Por outro lado, uma das demonstrações do falhanço da excessiva formalização proposta surge pela referência que o autor decide fazer à estrutura sintática de Evento, proposta por Philip Johnson-Laird, a propósito da desconstrução dos eventos narrativos (p.305), que só pode ter utilidade para uma máquina, ou seja implementação em inteligência artificial, já para o ser humano é irrelevante, já que não é possível para nós construir histórias a partir daquelas modelações narrativas, por estarem completamente arredadas do nosso modo de funcionamento cognitivo, capacitador da imaginação e da criação de histórias.
Útil para que uma máquina compreenda e desconstrua uma história, irrelevante para qualquer ser-humano que tente construir uma história.
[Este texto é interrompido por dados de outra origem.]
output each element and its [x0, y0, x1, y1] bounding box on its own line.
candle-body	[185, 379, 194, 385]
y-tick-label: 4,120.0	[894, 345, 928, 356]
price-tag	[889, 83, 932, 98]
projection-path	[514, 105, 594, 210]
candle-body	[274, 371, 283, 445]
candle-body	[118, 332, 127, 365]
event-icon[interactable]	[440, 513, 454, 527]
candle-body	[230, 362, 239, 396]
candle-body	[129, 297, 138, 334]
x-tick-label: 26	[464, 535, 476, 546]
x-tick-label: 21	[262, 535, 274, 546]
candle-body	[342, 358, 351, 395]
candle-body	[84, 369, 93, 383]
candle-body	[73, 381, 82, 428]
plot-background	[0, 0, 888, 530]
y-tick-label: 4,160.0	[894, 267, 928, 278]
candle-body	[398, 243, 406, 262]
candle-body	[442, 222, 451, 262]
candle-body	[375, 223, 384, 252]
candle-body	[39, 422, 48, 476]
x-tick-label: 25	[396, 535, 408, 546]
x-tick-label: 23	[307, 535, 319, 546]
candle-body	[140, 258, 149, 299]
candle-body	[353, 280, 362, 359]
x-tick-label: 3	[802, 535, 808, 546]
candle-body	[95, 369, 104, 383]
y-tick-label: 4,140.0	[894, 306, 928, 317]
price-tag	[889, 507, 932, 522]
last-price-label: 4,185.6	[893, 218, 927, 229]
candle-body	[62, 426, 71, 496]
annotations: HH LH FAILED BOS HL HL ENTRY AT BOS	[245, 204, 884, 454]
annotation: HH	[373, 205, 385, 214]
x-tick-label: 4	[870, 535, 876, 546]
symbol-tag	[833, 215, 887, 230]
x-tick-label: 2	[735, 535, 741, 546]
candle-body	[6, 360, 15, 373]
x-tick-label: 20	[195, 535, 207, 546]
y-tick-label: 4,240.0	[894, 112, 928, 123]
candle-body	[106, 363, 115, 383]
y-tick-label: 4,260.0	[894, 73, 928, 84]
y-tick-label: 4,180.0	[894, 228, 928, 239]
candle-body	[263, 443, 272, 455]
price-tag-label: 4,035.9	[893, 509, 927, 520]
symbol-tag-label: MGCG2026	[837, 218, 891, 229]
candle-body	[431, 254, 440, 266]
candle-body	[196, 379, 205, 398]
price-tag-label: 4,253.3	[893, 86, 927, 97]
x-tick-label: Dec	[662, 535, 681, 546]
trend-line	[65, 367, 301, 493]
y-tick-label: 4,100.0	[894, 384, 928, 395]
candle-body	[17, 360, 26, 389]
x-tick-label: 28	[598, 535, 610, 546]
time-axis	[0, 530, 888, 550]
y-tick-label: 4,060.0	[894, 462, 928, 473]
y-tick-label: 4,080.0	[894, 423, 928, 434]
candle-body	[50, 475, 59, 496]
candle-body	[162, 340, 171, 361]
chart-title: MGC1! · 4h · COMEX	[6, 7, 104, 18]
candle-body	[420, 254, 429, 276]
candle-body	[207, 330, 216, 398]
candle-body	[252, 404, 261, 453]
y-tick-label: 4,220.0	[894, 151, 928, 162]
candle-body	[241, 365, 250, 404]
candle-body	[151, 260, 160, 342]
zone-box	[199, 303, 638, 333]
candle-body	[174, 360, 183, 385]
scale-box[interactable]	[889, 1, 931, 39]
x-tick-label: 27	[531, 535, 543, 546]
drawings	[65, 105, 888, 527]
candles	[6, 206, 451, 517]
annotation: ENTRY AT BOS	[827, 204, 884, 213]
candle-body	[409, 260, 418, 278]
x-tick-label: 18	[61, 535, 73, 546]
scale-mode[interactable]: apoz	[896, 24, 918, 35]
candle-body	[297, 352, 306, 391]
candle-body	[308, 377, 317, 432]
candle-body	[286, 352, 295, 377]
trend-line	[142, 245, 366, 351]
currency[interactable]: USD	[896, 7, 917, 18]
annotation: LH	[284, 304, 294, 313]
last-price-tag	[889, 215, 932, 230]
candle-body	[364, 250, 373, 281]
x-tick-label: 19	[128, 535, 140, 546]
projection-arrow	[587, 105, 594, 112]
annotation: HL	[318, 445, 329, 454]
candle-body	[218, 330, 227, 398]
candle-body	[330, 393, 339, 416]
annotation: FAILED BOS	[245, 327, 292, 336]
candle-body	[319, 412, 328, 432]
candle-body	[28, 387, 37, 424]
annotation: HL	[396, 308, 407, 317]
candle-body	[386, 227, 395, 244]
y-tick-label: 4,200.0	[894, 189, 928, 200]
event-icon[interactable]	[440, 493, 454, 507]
No fundo, e isso mesmo surge em alguns exemplos dados, mais parece que o autor está a tentar apresentar modelos para gestão de complexidade de informação, e não para a criação de UX. E escrito isto, fui rever a introdução do livro, e obrigo-me aqui a alguma mea culpa, aí o autor acaba por dizer que o livro era mais para gestores e responsáveis pela organização. Só não sei se assim era, se foi assim que os editores decidiram promover o livro depois de analisar o que vinha lá dentro. Por isso, designers, especialmente designers de experiência atraídos pelo título do livro, abstenham-se.